FAQ

Frequently Asked Questions

In the interest of transparency and with inspiration from this paper by Carla Parra Escartín, Teresa Lynn, Joss Moorkens and Jane Dunne, we would like to lay out some information about the Shared Task, participation, equity and the evaluation criteria.

  1. Who can participate in the DISRPT 2021 Shared Task?

Anyone can participate, though in the interest of transparency, results from teams which overlap some of the organizers or annotators of any of the included datasets will be denoted as such once the results are published. If one of the authors of your system is either an organizer, annotator of one or more of the datasets, or both, you must state so in a footnote in the camera ready version of your paper.


  1. Is there a registration/participation fee/something else?

Participation itself is free of charge and anyone can submit a system, however you must register for the CODI 2021 workshop in order to submit a paper and have your system evaluated. You can also send an e-mail to disrpt2021@googlegroups.com and we will add you to the distribution list for shared task updates (Alternatively, if you cannot successfully send an email to the email above, please send a note to Chloé Braud [Chloe.Braud@irit.fr] or Janet Liu [yl879@georgetown.edu] so we can add you from our end). We also recommend subscribing to the shared task repository on GitHub at https://github.com/disrpt/sharedtask2021


  1. How are systems submitted? Do I have to submit a paper too?

We believe that evaluation and analysis are very important, and therefore we require all systems to be accompanied by a paper using the EMNLP template. All papers will be submitted to the CODI workshop and marked as Shared Task papers. Accepted papers will be published in the Shared Task section of the proceedings of the workshop.

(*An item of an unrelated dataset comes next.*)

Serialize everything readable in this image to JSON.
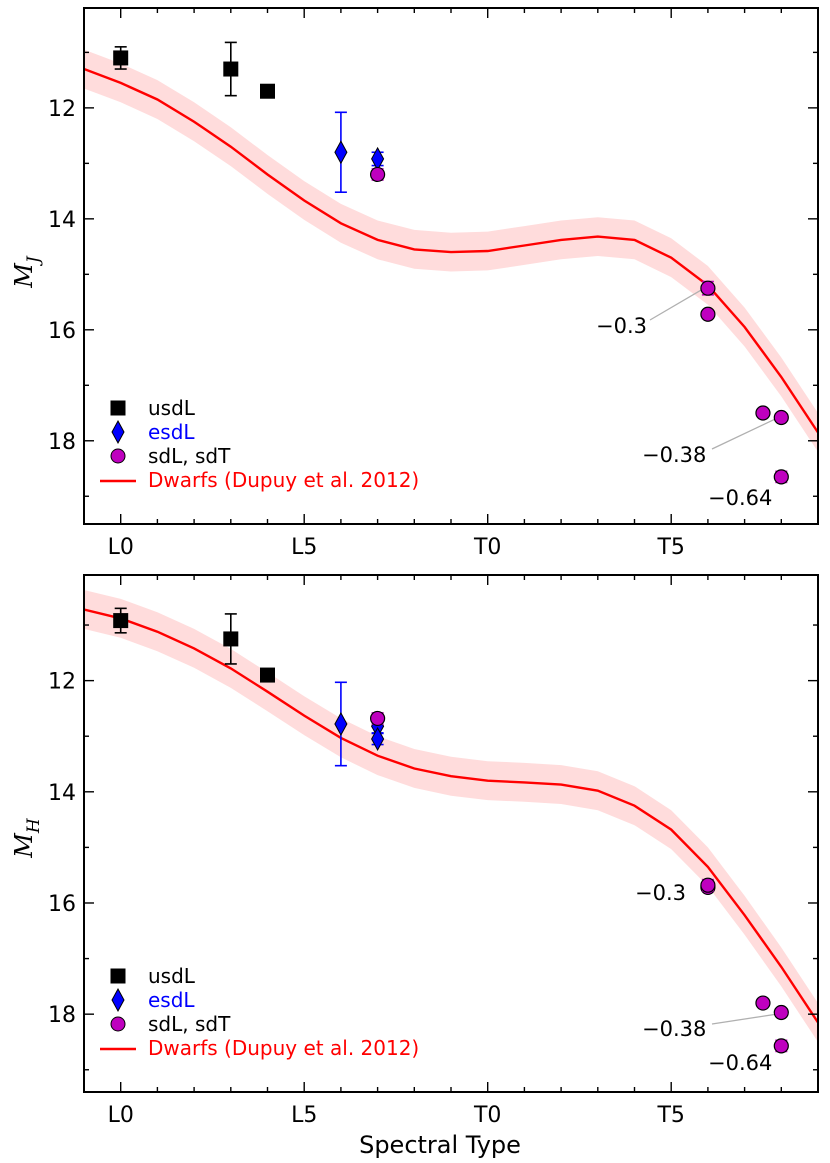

During paper submission, authors will be asked to provide a link to their system, including all necessary resources which are not trivially available (for example, there is no need to provide pre-trained models available from huggingface, etc.). All systems must include code to retrain the system from scratch, so that evaluators can test aspects of the system’s performance and reproduce reported scores, as well as a detailed README file explaining how to train the system. Systems which cannot be run in the evaluation phase will not be accepted.

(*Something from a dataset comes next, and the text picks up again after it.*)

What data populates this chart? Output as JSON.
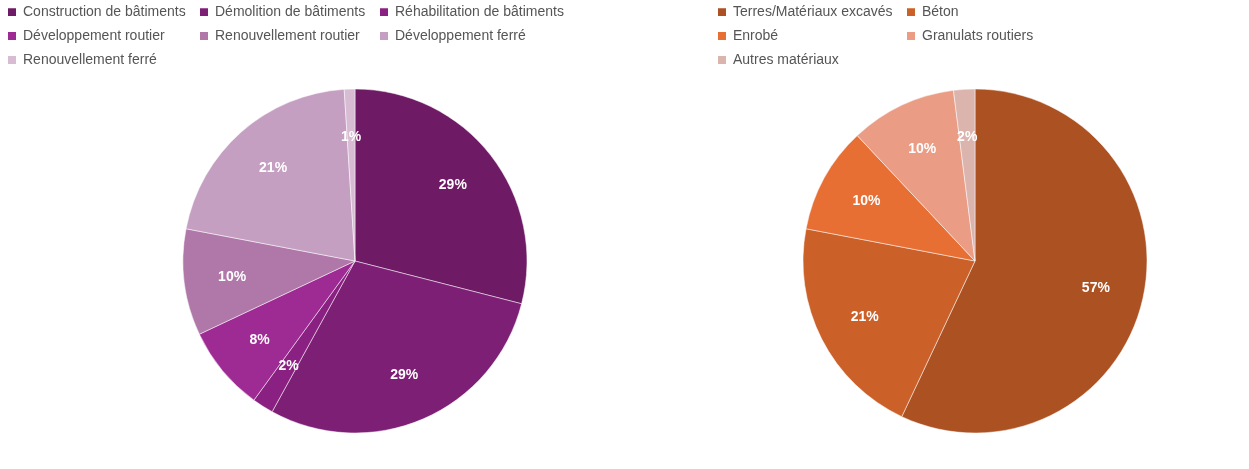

Please also make sure to use seeds to keep performance as reproducible as possible!


  1. Is there an overall winner to the task, and if so, what are the evaluation criteria?

There are five overall rankings which will be published at the end of the shared task:


  • Discourse Unit Segmentation - from tokenized text (.tok for non-pdtb style corpora)

  • Discourse Unit Segmentation - from treebanked data (.conllu for non-pdtb style corpora)

  • Connective Detection - from tokenized text (.tok for pdtb style corpora)

  • Connective Detection - from treebanked data (.conllu for pdtb style corpora)

  • Relation classification - from treebanked data (.rels for all corpora)

The overall system rankings in each category will be determined by the macro average score across treebanks, where each treebank score is decided by the micro-averaged metric.

For segmentation, micro-averaged positive class f-score is used as the metric in each treebank, while for relation classification the simple accuracy score is used. In all cases, the official Shared Task scorers, available from the GitHub repository, will be used.


  1. Can I use the data from the dev partition as training data as well?

No. Training with dev is not allowed. The final scores of a system used in the overall ranking would be obtained from a model trained solely on training data. (One could do so (e.g. as an experiment) and report the resulting scores in their paper, but such results will not be considered / reported as the official scores of the system in the overall ranking. )


  1. I have a negative result (a system which under-performs published results). Can I submit it?

Yes. We believe that negative results can bring the field forward, especially when they are accompanied by insightful analysis about why a certain approach does not work. However negative results are not guaranteed to be accepted, and will be reviewed based on the contribution that their analyses can provide to the field.


  1. Can I opt to exclude or anonymize my results in the overall ranking, for example if I have a negative result?

Yes. You may ask for your results to either not appear at all in the overall ranking, or to appear anonymously.


  1. What should system outputs look like?

System outputs should be identical to the gold standard data in each format. The official scorer will also expect this format, so if it is running correctly and outputting the score you expect, your system should be fine.


  1. What do I do if I don’t have access to LDC resources?

We are aware that not all teams may have LDC subscriptions - in the interest of promoting equity regardless of access and funding status, we will evaluate submitted systems on the closed LDC datasets for you - even for authors who cannot test their systems on these datasets themselves. We will report scores to authors so that they can add them to their papers for the camera ready version.


  1. I don’t have access to cloud computing/GPUs - how can I compete?

We believe that equity is an important part of the shared task and while we cannot make computing resources available to participants, we are considering reporting a score for the best non-neural system in each category (depending on whether such systems are submitted).


  1. I’d like to know more about the corpora used in the shared task. Where can I find such resources?

You can find the relevant resources (e.g. papers, annotation manuals etc.) in the README.md in each data directory in the GitHub repository.